Ultimately, the onus is on these people to re-invent their cultures, operations and themselves, build digital teams of their own, educate and push leadership to evolve and adapt, and positively contribute to the future of public service leadership.

Modernize the bureaucracy

Some governments, such as California, are starting to come to terms with these lackluster hiring processes, and the increasingly critical impact they have on effectively recruiting and retaining qualified people.

California launched its Civil Service Improvement initiative in 2014. As part of this effort, in 2017, the state published a civil service improvement white paper, “The House We Are Building,” and reported to the state legislature an outline of the efforts made to streamline the state’s hiring process, including consolidating IT-related job classifications.

In January 2018, California consolidated 36 information technology job classifications into nine new ones. The state also reclassified data-related skills late last year.

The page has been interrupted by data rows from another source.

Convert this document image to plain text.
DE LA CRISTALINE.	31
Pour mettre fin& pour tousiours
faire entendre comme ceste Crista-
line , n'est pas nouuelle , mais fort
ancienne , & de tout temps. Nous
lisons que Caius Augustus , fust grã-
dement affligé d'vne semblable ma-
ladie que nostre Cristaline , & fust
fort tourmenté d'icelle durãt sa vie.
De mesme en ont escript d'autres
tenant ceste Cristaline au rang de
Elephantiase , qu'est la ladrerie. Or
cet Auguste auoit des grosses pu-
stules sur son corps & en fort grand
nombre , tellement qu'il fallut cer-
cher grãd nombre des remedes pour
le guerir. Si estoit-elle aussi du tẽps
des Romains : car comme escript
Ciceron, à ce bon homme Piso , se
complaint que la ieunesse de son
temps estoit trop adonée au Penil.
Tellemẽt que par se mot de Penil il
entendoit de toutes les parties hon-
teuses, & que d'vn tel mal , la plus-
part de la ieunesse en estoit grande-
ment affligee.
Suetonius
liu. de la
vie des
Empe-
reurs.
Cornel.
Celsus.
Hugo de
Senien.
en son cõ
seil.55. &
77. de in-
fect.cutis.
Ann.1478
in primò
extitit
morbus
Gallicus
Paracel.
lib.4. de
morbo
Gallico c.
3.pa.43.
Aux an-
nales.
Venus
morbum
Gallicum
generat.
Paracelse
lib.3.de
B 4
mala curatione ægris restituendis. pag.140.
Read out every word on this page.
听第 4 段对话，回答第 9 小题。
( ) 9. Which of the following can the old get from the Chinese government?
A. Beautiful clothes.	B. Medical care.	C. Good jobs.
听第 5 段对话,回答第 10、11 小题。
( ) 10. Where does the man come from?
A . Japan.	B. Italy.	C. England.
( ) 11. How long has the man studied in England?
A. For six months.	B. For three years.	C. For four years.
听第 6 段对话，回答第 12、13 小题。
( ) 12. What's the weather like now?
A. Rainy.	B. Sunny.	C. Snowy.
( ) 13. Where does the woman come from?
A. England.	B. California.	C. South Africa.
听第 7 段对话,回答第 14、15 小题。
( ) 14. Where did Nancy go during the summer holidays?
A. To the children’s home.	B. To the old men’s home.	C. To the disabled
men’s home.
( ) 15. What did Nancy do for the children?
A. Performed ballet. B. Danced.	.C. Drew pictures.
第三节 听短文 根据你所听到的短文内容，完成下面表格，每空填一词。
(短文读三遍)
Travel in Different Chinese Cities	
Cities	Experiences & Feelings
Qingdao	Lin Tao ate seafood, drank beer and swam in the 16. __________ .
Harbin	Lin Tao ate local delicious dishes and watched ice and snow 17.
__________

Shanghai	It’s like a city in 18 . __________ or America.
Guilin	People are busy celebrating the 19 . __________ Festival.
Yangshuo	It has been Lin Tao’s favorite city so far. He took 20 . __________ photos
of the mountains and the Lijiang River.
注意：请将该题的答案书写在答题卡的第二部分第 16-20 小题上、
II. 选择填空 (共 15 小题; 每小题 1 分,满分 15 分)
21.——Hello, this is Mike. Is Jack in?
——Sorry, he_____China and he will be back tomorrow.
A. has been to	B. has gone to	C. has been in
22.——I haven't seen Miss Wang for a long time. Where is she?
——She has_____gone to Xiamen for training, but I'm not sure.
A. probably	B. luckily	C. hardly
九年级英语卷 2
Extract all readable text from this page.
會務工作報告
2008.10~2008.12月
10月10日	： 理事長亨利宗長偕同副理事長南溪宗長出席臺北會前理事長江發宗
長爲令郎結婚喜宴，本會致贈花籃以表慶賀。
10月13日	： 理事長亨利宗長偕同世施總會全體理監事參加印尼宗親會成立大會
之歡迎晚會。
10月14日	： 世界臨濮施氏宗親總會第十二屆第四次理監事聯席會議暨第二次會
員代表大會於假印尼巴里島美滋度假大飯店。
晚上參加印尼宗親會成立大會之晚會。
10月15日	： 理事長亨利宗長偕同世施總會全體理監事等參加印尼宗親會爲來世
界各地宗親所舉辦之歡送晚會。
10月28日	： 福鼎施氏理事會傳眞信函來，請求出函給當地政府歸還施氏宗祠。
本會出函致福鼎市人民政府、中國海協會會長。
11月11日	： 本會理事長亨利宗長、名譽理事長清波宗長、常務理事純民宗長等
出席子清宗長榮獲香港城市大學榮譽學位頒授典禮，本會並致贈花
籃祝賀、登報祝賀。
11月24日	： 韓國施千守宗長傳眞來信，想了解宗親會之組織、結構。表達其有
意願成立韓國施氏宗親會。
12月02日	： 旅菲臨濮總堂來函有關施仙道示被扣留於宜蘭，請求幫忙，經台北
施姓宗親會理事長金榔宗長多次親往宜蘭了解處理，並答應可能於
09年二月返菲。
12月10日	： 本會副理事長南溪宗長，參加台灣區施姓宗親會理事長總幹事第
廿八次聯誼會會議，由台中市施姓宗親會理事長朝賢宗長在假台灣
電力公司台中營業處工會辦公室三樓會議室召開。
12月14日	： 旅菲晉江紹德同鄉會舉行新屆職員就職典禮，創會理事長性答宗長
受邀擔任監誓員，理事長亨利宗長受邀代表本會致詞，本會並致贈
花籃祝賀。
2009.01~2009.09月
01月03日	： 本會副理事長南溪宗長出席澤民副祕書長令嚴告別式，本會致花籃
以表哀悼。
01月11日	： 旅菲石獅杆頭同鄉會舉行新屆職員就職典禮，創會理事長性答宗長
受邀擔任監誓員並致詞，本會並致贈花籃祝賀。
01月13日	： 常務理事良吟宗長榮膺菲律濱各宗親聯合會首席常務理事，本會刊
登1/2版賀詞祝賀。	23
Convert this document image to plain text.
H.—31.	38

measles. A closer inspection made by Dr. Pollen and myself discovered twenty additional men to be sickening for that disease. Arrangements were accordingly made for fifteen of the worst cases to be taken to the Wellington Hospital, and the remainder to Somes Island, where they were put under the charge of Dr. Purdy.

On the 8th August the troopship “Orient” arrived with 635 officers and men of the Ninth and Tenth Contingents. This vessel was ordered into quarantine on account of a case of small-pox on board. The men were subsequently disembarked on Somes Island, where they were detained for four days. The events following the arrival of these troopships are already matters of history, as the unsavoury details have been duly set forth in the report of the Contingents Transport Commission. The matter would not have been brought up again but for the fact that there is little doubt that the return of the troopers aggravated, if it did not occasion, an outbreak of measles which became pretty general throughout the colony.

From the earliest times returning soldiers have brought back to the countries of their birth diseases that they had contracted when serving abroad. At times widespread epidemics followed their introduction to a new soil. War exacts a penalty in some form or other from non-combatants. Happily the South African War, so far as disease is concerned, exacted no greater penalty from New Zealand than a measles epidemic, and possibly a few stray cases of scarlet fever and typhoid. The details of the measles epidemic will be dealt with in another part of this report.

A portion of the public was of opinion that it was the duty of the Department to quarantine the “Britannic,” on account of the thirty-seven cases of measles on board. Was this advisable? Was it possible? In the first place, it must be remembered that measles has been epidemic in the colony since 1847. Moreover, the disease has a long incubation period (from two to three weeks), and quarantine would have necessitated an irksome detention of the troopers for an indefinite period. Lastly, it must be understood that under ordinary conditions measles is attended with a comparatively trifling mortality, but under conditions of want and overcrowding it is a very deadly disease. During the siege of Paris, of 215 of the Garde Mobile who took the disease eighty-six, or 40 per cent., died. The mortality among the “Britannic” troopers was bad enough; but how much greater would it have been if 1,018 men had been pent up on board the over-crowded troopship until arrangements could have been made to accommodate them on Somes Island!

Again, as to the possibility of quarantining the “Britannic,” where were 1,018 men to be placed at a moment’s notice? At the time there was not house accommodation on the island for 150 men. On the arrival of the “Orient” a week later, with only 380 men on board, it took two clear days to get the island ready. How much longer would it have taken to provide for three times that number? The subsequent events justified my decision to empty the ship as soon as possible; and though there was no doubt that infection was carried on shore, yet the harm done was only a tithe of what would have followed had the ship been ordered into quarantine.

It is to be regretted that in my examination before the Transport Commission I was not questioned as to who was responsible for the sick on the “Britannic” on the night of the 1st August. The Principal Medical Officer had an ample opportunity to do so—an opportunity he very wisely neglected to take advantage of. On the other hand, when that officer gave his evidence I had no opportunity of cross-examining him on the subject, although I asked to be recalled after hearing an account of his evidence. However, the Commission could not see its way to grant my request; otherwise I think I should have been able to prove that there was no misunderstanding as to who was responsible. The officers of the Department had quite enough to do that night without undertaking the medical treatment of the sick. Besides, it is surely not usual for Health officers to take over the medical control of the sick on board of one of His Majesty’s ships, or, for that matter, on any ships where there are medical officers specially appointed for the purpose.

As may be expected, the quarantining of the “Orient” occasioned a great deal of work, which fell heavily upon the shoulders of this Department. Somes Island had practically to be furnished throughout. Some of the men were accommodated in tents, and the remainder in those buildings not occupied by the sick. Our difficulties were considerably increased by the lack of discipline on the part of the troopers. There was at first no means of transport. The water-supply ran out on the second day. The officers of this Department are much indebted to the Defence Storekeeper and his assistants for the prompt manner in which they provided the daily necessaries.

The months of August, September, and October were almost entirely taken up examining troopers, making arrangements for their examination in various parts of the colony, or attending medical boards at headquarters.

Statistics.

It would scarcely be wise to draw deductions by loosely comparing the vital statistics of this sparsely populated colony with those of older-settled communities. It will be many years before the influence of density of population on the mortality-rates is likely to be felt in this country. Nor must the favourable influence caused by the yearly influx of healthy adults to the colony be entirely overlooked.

"Information technology is a dynamic, constantly changing field," said Government Operations Agency Secretary Marybel Batjer at the time. "This class consolidation plan gives the state modern descriptions and the structure needed to recruit and retain skilled information technology employees."

And of its civil service reform efforts, GovOps proclaims on its website:

“An improved civil service system will produce a capable and engaged state workforce that is able to adapt to new challenges in serving the people of California and will reflect the diversity of the population it serves,.”

GovOps highlights key areas where the state is doing this.


Making it less complicated to get a state job

Rewriting and eliminating outdated and onerous laws and personnel rules restrict hiring qualified candidates

Creating a state workforce that looks like the Californians we serve

Developing incentives and targeted recruitment strategies to attract college graduates


Developing training structure to improve skills and provide upward mobility

Engaging employees and promote work-life balance for more productive employees


Thorough evaluation of full compensation and salary scale compaction issues

Addressing executive compensation gap with local government and related retention and recruitment issues

If meaningful civil service reform is to happen, it will be on a policy front that proactively addresses compensation, job descriptions and the bureaucratic categories under which they reside. Essentially, what’s needed is a global movement for a “Digital Government Jobs Modernization Act” at all levels of government.

Much sooner than later, political, bureaucratic government and union leaders everywhere should look to California’s efforts to address this in their own jurisdictions. If they are truly committed to modernizing today’s workforce, recruiting the next generation of technology innovators and effectively serving the public, they must get proactive.

Future of government work

Some argue governments must think more different, from distributed teams, pooled resources, and expanded use of microconsulting.

Distributed, remote work, especially in areas where resiliency planning and geographic representation should be baked into culture and operations. 18F, with its flexible telework and virtual worker policy, was able to attract people from all across the United States by stretching beyond the borders of a physical office space. John O’Duinn, formerly of USDS, wrote the book “Distributed Teams: The Art and Practice of Working Together While Physically Apart,” focused on the improved hiring, retention, disaster resilience and other organizational benefits of this growing trend.

And while the move to hire full-scale, internal teams is the trend, microconsulting, could be a more agile, affordable, sustainable solution, especially for smaller, local governments and short-term projects.

Perhaps, as e.Republic Chief Innovation Officer Dustin Haisler writes, “your best employees won’t work for you in the future.” After the social contract changed, and with the current generational workforce change, most private companies and most employees already work with a “no more job for life” mindset.